I've spent enough time twiddling and tweaking with the much smaller problem of cabinet-edge diffraction to take the shape of the wavefronts very seriously - and reading EG's writings closely and having extended phone chats with Alexander of RAAL have made it clear that deformed, uneven wavefronts are a serious problem with high-efficiency tweeters. Although the vertical height of a tall ribbon has implications for the overall frequency balance of the speaker at 2, 3, 4, and 5 meters (the narrow vertical beam of the ribbon falls off less with distance than the cone speakers), at least the impulse response is well-behaved over a wide lateral arc, an important criteria for image quality.

I am also a fan of tall speakers - ribbons or ESLs.
I own some! :D

I also have admit to I like the sound of ribbon microphones (RCA 44B/BX) compared to condenser mikes, and expect similar virtues in the inverse device - sweetness, beautiful tonal character, and a relaxed, natural sound that is also revealing of small details.

So I'll leave it to others to explore what horns and waveguides can do - the choice of the tweeter, in all honesty, is a relatively small part of the overall design, and very much subject to personal taste.
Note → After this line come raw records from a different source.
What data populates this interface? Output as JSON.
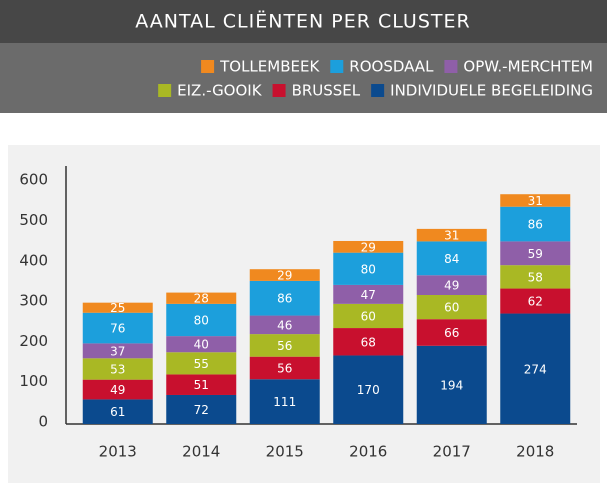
{
  "chart_data": {
    "type": "stacked_bar",
    "title": "AANTAL CLIËNTEN PER CLUSTER",
    "categories": [
      "2013",
      "2014",
      "2015",
      "2016",
      "2017",
      "2018"
    ],
    "series": [
      {
        "name": "INDIVIDUELE BEGELEIDING",
        "color": "#0b4a8e",
        "values": [
          61,
          72,
          111,
          170,
          194,
          274
        ]
      },
      {
        "name": "BRUSSEL",
        "color": "#c8102e",
        "values": [
          49,
          51,
          56,
          68,
          66,
          62
        ]
      },
      {
        "name": "EIZ.-GOOIK",
        "color": "#a9b824",
        "values": [
          53,
          55,
          56,
          60,
          60,
          58
        ]
      },
      {
        "name": "OPW.-MERCHTEM",
        "color": "#8f5fa8",
        "values": [
          37,
          40,
          46,
          47,
          49,
          59
        ]
      },
      {
        "name": "ROOSDAAL",
        "color": "#1c9fdc",
        "values": [
          76,
          80,
          86,
          80,
          84,
          86
        ]
      },
      {
        "name": "TOLLEMBEEK",
        "color": "#f0891f",
        "values": [
          25,
          28,
          29,
          29,
          31,
          31
        ]
      }
    ],
    "ylim": [
      0,
      640
    ],
    "yticks": [
      0,
      100,
      200,
      300,
      400,
      500,
      600
    ],
    "grid": false
  }
}
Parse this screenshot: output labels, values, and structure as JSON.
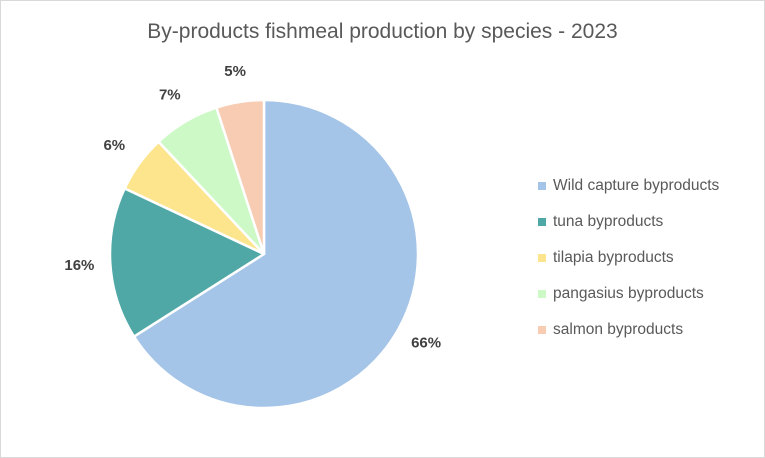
{
  "chart_data": {
    "type": "pie",
    "title": "By-products fishmeal production by species - 2023",
    "legend_position": "right",
    "slices": [
      {
        "name": "Wild capture byproducts",
        "value": 66,
        "label": "66%",
        "color": "#a4c4e8"
      },
      {
        "name": "tuna byproducts",
        "value": 16,
        "label": "16%",
        "color": "#4fa8a6"
      },
      {
        "name": "tilapia byproducts",
        "value": 6,
        "label": "6%",
        "color": "#fde58e"
      },
      {
        "name": "pangasius byproducts",
        "value": 7,
        "label": "7%",
        "color": "#cdf9c7"
      },
      {
        "name": "salmon byproducts",
        "value": 5,
        "label": "5%",
        "color": "#f8cbb3"
      }
    ]
  }
}
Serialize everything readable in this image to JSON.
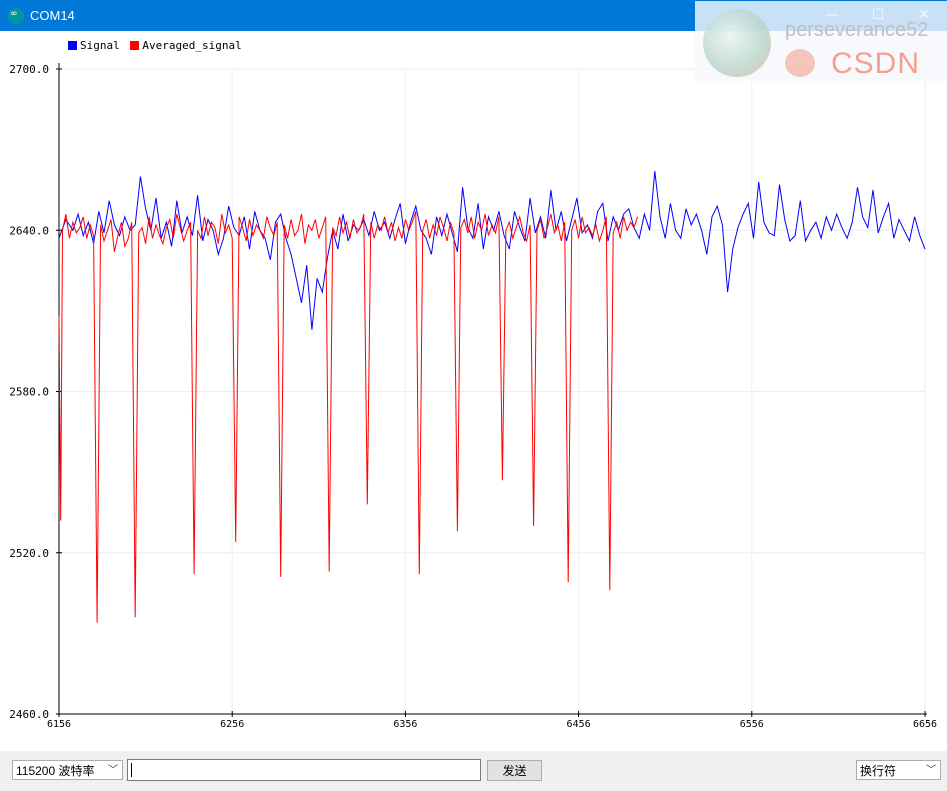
{
  "window": {
    "title": "COM14",
    "minimize": "—",
    "maximize": "☐",
    "close": "✕"
  },
  "watermark": {
    "name": "perseverance52",
    "logo_text": "CSDN"
  },
  "chart_data": {
    "type": "line",
    "title": "",
    "xlabel": "",
    "ylabel": "",
    "x_ticks": [
      "6156",
      "6256",
      "6356",
      "6456",
      "6556",
      "6656"
    ],
    "y_ticks": [
      "2700.0",
      "2640.0",
      "2580.0",
      "2520.0",
      "2460.0"
    ],
    "xlim": [
      6156,
      6656
    ],
    "ylim": [
      2460,
      2700
    ],
    "grid": true,
    "legend_position": "top-left",
    "series": [
      {
        "name": "Signal",
        "color": "#0000ff",
        "x": [
          6156,
          6160,
          6164,
          6167,
          6170,
          6173,
          6176,
          6179,
          6182,
          6185,
          6188,
          6191,
          6194,
          6197,
          6200,
          6203,
          6206,
          6209,
          6212,
          6215,
          6218,
          6221,
          6224,
          6227,
          6230,
          6233,
          6236,
          6239,
          6242,
          6245,
          6248,
          6251,
          6254,
          6257,
          6260,
          6263,
          6266,
          6269,
          6272,
          6275,
          6278,
          6281,
          6284,
          6287,
          6290,
          6293,
          6296,
          6299,
          6302,
          6305,
          6308,
          6311,
          6314,
          6317,
          6320,
          6323,
          6326,
          6329,
          6332,
          6335,
          6338,
          6341,
          6344,
          6347,
          6350,
          6353,
          6356,
          6359,
          6362,
          6365,
          6368,
          6371,
          6374,
          6377,
          6380,
          6383,
          6386,
          6389,
          6392,
          6395,
          6398,
          6401,
          6404,
          6407,
          6410,
          6413,
          6416,
          6419,
          6422,
          6425,
          6428,
          6431,
          6434,
          6437,
          6440,
          6443,
          6446,
          6449,
          6452,
          6455,
          6458,
          6461,
          6464,
          6467,
          6470,
          6473,
          6476,
          6479,
          6482,
          6485,
          6488,
          6491,
          6494,
          6497,
          6500,
          6503,
          6506,
          6509,
          6512,
          6515,
          6518,
          6521,
          6524,
          6527,
          6530,
          6533,
          6536,
          6539,
          6542,
          6545,
          6548,
          6551,
          6554,
          6557,
          6560,
          6563,
          6566,
          6569,
          6572,
          6575,
          6578,
          6581,
          6584,
          6587,
          6590,
          6593,
          6596,
          6599,
          6602,
          6605,
          6608,
          6611,
          6614,
          6617,
          6620,
          6623,
          6626,
          6629,
          6632,
          6635,
          6638,
          6641,
          6644,
          6647,
          6650,
          6653,
          6656
        ],
        "values": [
          2637,
          2644,
          2640,
          2646,
          2638,
          2643,
          2635,
          2647,
          2639,
          2651,
          2642,
          2638,
          2645,
          2640,
          2642,
          2660,
          2648,
          2640,
          2652,
          2637,
          2643,
          2634,
          2651,
          2639,
          2645,
          2638,
          2653,
          2636,
          2644,
          2640,
          2631,
          2637,
          2649,
          2641,
          2638,
          2645,
          2633,
          2647,
          2640,
          2637,
          2629,
          2643,
          2646,
          2637,
          2631,
          2622,
          2613,
          2627,
          2603,
          2622,
          2617,
          2630,
          2640,
          2633,
          2646,
          2636,
          2642,
          2640,
          2644,
          2638,
          2647,
          2640,
          2643,
          2637,
          2644,
          2650,
          2635,
          2643,
          2649,
          2640,
          2637,
          2631,
          2645,
          2638,
          2646,
          2639,
          2632,
          2656,
          2641,
          2637,
          2650,
          2633,
          2645,
          2640,
          2647,
          2638,
          2633,
          2647,
          2641,
          2636,
          2652,
          2639,
          2645,
          2637,
          2655,
          2640,
          2647,
          2636,
          2644,
          2652,
          2639,
          2642,
          2637,
          2647,
          2650,
          2636,
          2645,
          2640,
          2646,
          2648,
          2641,
          2637,
          2646,
          2640,
          2662,
          2645,
          2637,
          2650,
          2640,
          2637,
          2648,
          2642,
          2646,
          2640,
          2631,
          2645,
          2649,
          2642,
          2617,
          2633,
          2641,
          2646,
          2650,
          2637,
          2658,
          2643,
          2639,
          2638,
          2657,
          2644,
          2636,
          2638,
          2651,
          2636,
          2640,
          2643,
          2637,
          2645,
          2640,
          2646,
          2641,
          2637,
          2643,
          2656,
          2645,
          2641,
          2655,
          2639,
          2645,
          2650,
          2637,
          2644,
          2640,
          2636,
          2645,
          2638,
          2633
        ]
      },
      {
        "name": "Averaged_signal",
        "color": "#ff0000",
        "x": [
          6156,
          6157,
          6158,
          6160,
          6162,
          6164,
          6166,
          6168,
          6170,
          6172,
          6174,
          6176,
          6178,
          6180,
          6182,
          6184,
          6186,
          6188,
          6190,
          6192,
          6194,
          6196,
          6198,
          6200,
          6202,
          6204,
          6206,
          6208,
          6210,
          6212,
          6214,
          6216,
          6218,
          6220,
          6222,
          6224,
          6226,
          6228,
          6230,
          6232,
          6234,
          6236,
          6238,
          6240,
          6242,
          6244,
          6246,
          6248,
          6250,
          6252,
          6254,
          6256,
          6258,
          6260,
          6262,
          6264,
          6266,
          6268,
          6270,
          6272,
          6274,
          6276,
          6278,
          6280,
          6282,
          6284,
          6286,
          6288,
          6290,
          6292,
          6294,
          6296,
          6298,
          6300,
          6302,
          6304,
          6306,
          6308,
          6310,
          6312,
          6314,
          6316,
          6318,
          6320,
          6322,
          6324,
          6326,
          6328,
          6330,
          6332,
          6334,
          6336,
          6338,
          6340,
          6342,
          6344,
          6346,
          6348,
          6350,
          6352,
          6354,
          6356,
          6358,
          6360,
          6362,
          6364,
          6366,
          6368,
          6370,
          6372,
          6374,
          6376,
          6378,
          6380,
          6382,
          6384,
          6386,
          6388,
          6390,
          6392,
          6394,
          6396,
          6398,
          6400,
          6402,
          6404,
          6406,
          6408,
          6410,
          6412,
          6414,
          6416,
          6418,
          6420,
          6422,
          6424,
          6426,
          6428,
          6430,
          6432,
          6434,
          6436,
          6438,
          6440,
          6442,
          6444,
          6446,
          6448,
          6450,
          6452,
          6454,
          6456,
          6458,
          6460,
          6462,
          6464,
          6466,
          6468,
          6470,
          6472,
          6474,
          6476,
          6478,
          6480,
          6482,
          6484,
          6486,
          6488,
          6490
        ],
        "values": [
          2608,
          2532,
          2640,
          2646,
          2637,
          2643,
          2639,
          2641,
          2645,
          2637,
          2642,
          2638,
          2494,
          2642,
          2636,
          2640,
          2644,
          2632,
          2638,
          2643,
          2634,
          2637,
          2643,
          2496,
          2639,
          2641,
          2635,
          2645,
          2637,
          2642,
          2638,
          2635,
          2641,
          2644,
          2637,
          2646,
          2641,
          2636,
          2640,
          2643,
          2512,
          2640,
          2637,
          2645,
          2638,
          2643,
          2641,
          2635,
          2646,
          2639,
          2642,
          2637,
          2524,
          2645,
          2641,
          2636,
          2644,
          2638,
          2642,
          2640,
          2637,
          2645,
          2641,
          2638,
          2643,
          2511,
          2642,
          2637,
          2644,
          2638,
          2640,
          2646,
          2635,
          2642,
          2640,
          2644,
          2637,
          2641,
          2645,
          2513,
          2641,
          2638,
          2645,
          2639,
          2643,
          2637,
          2644,
          2639,
          2641,
          2646,
          2538,
          2643,
          2637,
          2642,
          2640,
          2645,
          2639,
          2643,
          2636,
          2641,
          2637,
          2644,
          2640,
          2643,
          2647,
          2512,
          2640,
          2644,
          2637,
          2642,
          2638,
          2645,
          2641,
          2636,
          2643,
          2639,
          2528,
          2641,
          2644,
          2639,
          2645,
          2637,
          2643,
          2640,
          2646,
          2638,
          2642,
          2639,
          2645,
          2547,
          2640,
          2643,
          2637,
          2641,
          2645,
          2639,
          2636,
          2642,
          2530,
          2640,
          2644,
          2637,
          2641,
          2646,
          2639,
          2642,
          2636,
          2643,
          2509,
          2640,
          2644,
          2637,
          2645,
          2639,
          2641,
          2638,
          2642,
          2636,
          2640,
          2645,
          2506,
          2639,
          2643,
          2637,
          2645,
          2640,
          2643,
          2641,
          2645
        ]
      }
    ]
  },
  "bottom": {
    "baud_select": "115200 波特率",
    "send_label": "发送",
    "line_ending_select": "换行符",
    "message_input": ""
  }
}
The most important decision - and this is subjective, again - is the choice of the wideband driver.

I guess much has to do with personal preferences in that tricky department of compromises, as well as one's own hearing & perceptions. My own experience is that the tweeter is absolutely critical, although no one component or factor trumps all the others.

This driver must be musically consonant and pleasing to listen to full-range; the tweeter and LF drivers are add-ons that are chosen after the widerange driver is selected. This is the same protocol that I used for the Ariel - it took several years to settle on the 5.5" Vifa midbass driver, which then drove the rest of the design. BudP's EnABL process expands the choices, which is all to the good, since there are very few really beautiful-sounding drivers in the 96~100 dB/metre efficiency range.

The concept of an open-baffle system with a single widerange driver, assisted by a frequency-selective open-baffle bass array, is pretty open-ended. A ribbon vs waveguide+compression driver will give a very different HF presentation, which is a matter of taste as much as anything. Similarly, choices in widerange driver span the distance from a modified Visaton B200 to highpass-filtered Lowthers and AERs to different models of guitar and prosound speakers to PHL and Fertin field-coil drivers.

It's interesting to hear how you conceptualize your system's factors. We're not very far apart in concept, perhaps slightly different in terms of the solutions we'd employ to solve the problem?